Nevertheless, if these results do hold water it would have profound implications for our understanding of Neanderthals. In particular, it means that Neanderthals would’ve been much less likely to bump into neighbours6, perhaps explaining the isolation and inbreeding commonly seen in that species.
Regardless of their diet, inbreeding probably wasn’t going to end well for them. Could that be why they died out?
References
- Wißing, C., Rougier, H., Baumann, C., Comeyne, A., Crevecoeur, I., Drucker, D.G., Gaudzinski-Windheuser, S., Germonpré, M., Gómez-Olivencia, A., Krause, J. and Matthies, T., 2019. stable isotopes reveal patterns of diet and mobility in the last Neandertals and first modern humans in europe. Scientific reports, 9(1), p.4433.

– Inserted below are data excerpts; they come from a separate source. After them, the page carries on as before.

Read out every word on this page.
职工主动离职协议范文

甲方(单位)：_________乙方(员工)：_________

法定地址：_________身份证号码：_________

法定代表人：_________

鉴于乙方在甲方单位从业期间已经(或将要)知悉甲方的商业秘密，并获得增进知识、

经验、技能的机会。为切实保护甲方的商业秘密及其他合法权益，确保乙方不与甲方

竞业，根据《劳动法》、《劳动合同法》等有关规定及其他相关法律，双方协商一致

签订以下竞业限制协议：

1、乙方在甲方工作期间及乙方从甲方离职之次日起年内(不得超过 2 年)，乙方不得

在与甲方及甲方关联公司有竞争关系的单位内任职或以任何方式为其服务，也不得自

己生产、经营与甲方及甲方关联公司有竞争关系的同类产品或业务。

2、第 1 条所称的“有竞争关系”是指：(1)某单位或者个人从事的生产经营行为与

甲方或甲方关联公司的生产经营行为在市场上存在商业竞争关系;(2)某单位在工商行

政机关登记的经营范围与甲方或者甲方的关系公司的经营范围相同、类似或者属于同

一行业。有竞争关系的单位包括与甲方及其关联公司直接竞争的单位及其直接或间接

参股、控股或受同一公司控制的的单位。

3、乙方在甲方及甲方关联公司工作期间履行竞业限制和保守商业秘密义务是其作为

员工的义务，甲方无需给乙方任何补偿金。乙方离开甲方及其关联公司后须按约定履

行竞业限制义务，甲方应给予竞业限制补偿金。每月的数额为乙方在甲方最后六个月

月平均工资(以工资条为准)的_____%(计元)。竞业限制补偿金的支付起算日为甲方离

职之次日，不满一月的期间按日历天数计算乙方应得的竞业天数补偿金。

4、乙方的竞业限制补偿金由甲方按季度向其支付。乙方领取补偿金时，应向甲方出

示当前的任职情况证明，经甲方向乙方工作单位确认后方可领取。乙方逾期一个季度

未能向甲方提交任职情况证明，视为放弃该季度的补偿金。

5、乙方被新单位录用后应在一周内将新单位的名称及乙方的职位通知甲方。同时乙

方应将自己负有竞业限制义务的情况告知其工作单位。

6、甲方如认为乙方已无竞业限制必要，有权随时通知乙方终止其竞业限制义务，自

- Demay, L., Péan, S. and Patou-Mathis, M., 2012. Mammoths used as food and building resources by Neanderthals: Zooarchaeological study applied to layer 4, Molodova I (Ukraine). Quaternary International, 276, pp.212-226.
- Jahren, A.H. and Kraft, R.A., 2008. Carbon and nitrogen stable isotopes in fast food: signatures of corn and confinement. Proceedings of the National Academy of Sciences, 105(46), pp.17855-17860.
- Germonpré, M., Sablin, M.V., Stevens, R.E., Hedges, R.E., Hofreiter, M., Stiller, M. and Després, V.R., 2009. Fossil dogs and wolves from Palaeolithic sites in Belgium, the Ukraine and Russia: osteometry, ancient DNA and stable isotopes. Journal of Archaeological Science, 36(2), pp.473-490.
- Rucklidge, G.J., Milne, G., McGaw, B.A., Milne, E. and Robins, S.P., 1992. Turnover rates of different collagen types measured by isotope ratio mass spectrometry. Biochimica et Biophysica Acta (BBA)-General Subjects, 1156(1), pp.57-61.
- Whallon, R., 2006. Social networks and information: Non-“utilitarian” mobility among hunter-gatherers. Journal of anthropological archaeology, 25(2), pp.259-270.